The biggest reason is that a job guarantee would pave the way for a UBI. Because a job guarantee would remake the experience of work in the public and private sector for everyone, Americans would finally feel like they were benefiting from a growing pie again. That ought to make voters much more friendly to a generous welfare state, not less.

A job guarantee also stands a better chance of getting enacted first. Even a $10,000 UBI would cost trillions annually. But a job guarantee that paid $25,000 plus health benefits, while certainly not cheap, would cost less than some of the big entitlement programs we already have. Which probably makes passing it a lot easier.
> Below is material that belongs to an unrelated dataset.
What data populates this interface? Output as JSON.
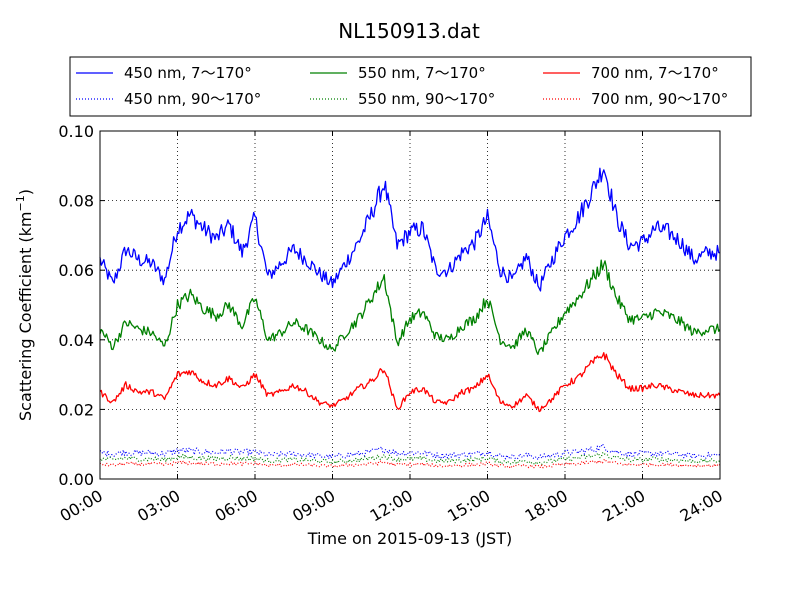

A job guarantee is also more resilient on its own. A UBI's effect on the job market would ultimately depend on how Congress sets tax policy, and how the Federal Reserve handles interest rates. Since some powerful people see the policy as a way to protect the wealthy from the restless masses, this could lead to a world where we have a UBI and where aggregate demand remains inadequate, joblessness rampant, and inequality high.

By contrast, a job guarantee would tighten labor markets directly by just creating jobs. And it wouldn't compete with private employers by upping its own wage offer, so the potential for inflation is lower. Its success is less dependent on other policy choices.

Finally, I do think some UBI fans have their basic political theory backwards. Giving people the freedom to consume goods and services at some minimally decent standard, without having to bow to the demands of an employer, is very important. But to really empower people, to make our society egalitarian and democratic in the deep sense, requires giving everyone a say in production — how we, as a society, deploy our resources and labor.

That's something the job guarantee is uniquely equipped to deliver.